Philip Di Giuseppe, Brendan Smith, and Jack Johnson qualify as UFA’s at the end of this season.

RFA’s

Restricted free agents are players who have their contract expire but the club still retains their rights to play. Filip Chytil, Julien Gauthier, Brett Howden, and Libr Hajek are RFA’s at the end of this season.

There are also Arbitration Eligible restricted free agents. Here a third-party arbitrator is used to determine a fair contract term and length for an expiring RFA player. Arbitration can be requested if a player meets the following conditions (CBA Reference 12.1 (b)):

  • The player qualifies as a Restricted Free Agent (RFA).
  • The player has not signed an offer sheet.
  • The player has met the required professional years of experience. (via CapFriendly.com)

The Rangers have two players who qualify for this section, Pavel Buchnevich, and Igor Shesterkin.

Buchnevich signed a two-year, $6.5 million deal in July of 2019.  His AAV was $3.25 million for each of the last two seasons.

Shesterkin signed a two-year, $7.75 million dollar entry-level contract that was loaded with bonuses in May of 2019.

Decisions, Decisions

Let’s start with the no-brainer, the team will absolutely re-sign Shesterkin.  He had the torch handed to him from the Henrik Lundqvist era and though he struggled at points this season he will be the man between the pipes for years to come.  The numbers will work themselves out one way or another.

Buchnvevich is a tough one, I’d anticipate this situation at least being scheduled for an arbitration hearing.  Buch is coming off a strong year that saw him score 20 goals with 48 points in 54 games.  He became a leader on the ice as was evident in the Tom Wilson fiasco where he was punched in the back of the head, the picked himself up to defend Artemi Panarin in the same play.

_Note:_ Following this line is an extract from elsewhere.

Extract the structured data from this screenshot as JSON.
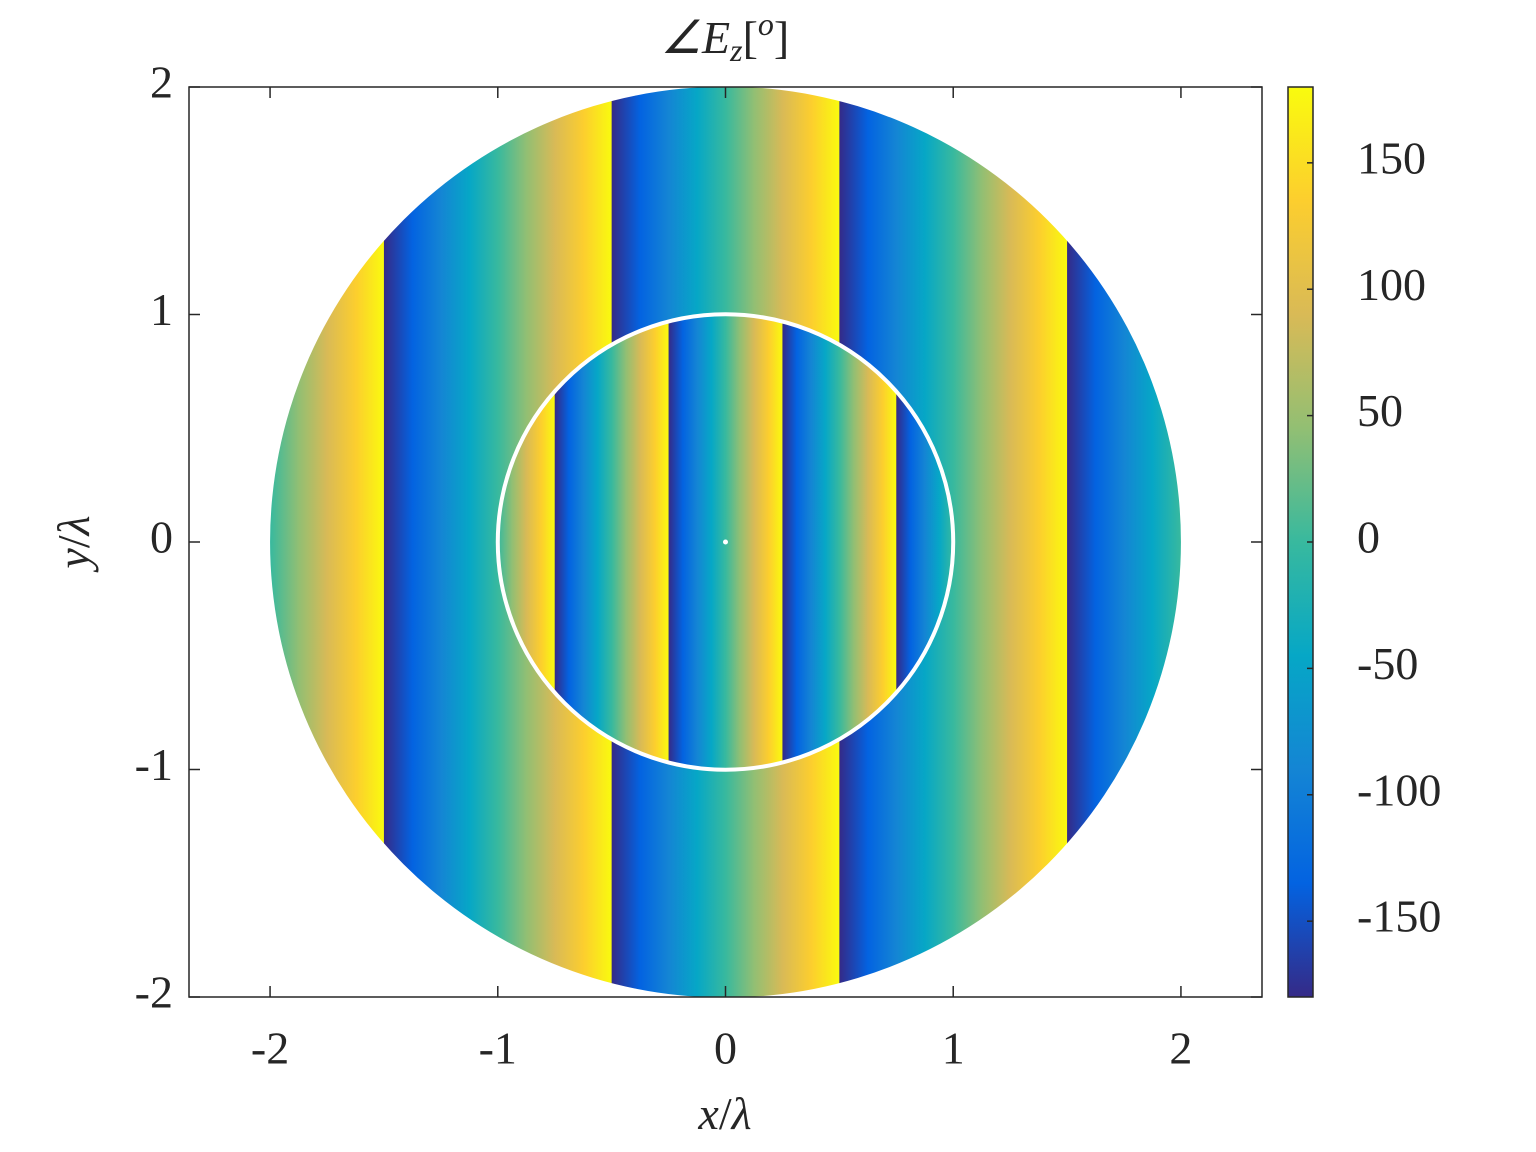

He will be looking for a long-term deal that will end with him being an unrestricted free agent. How much and for how many years will be the result of a long and most likely uncomfortable process.

Brendan Smith is the most compelling story to tell. A few seasons ago he was in the AHL with Hartford and ended the season injured after having a fight in practice with a teammate.  Fast forward to this season and he has become a player the kids look up to on and off the ice.

He played different positions with David Quinn as his coach while becoming a valuable and trusted player on the ice.

Now the problem changes from do they want to re-sign him to how can the club re-sign him now. Plenty of teams will be inquiring about his service offering more money and more years than the Rangers may be willing to offer.

His time with the club is most likely over. It would be hard to offer a big contract to a defenseman who will be a third-pair player.  He is probably ranked sixth out of the six defensive spots behind Adam Fox, Ryan Lindgren, Jacob Trouba, and K’Andre Miller.

Trades, signings, or re-signings are how teams succeed or fail in today’s NHL. Drury needs to have a solid game plan for his first go-around or the teams can find themselves out of the playoffs next April. A scenario this club would prefer to go through again.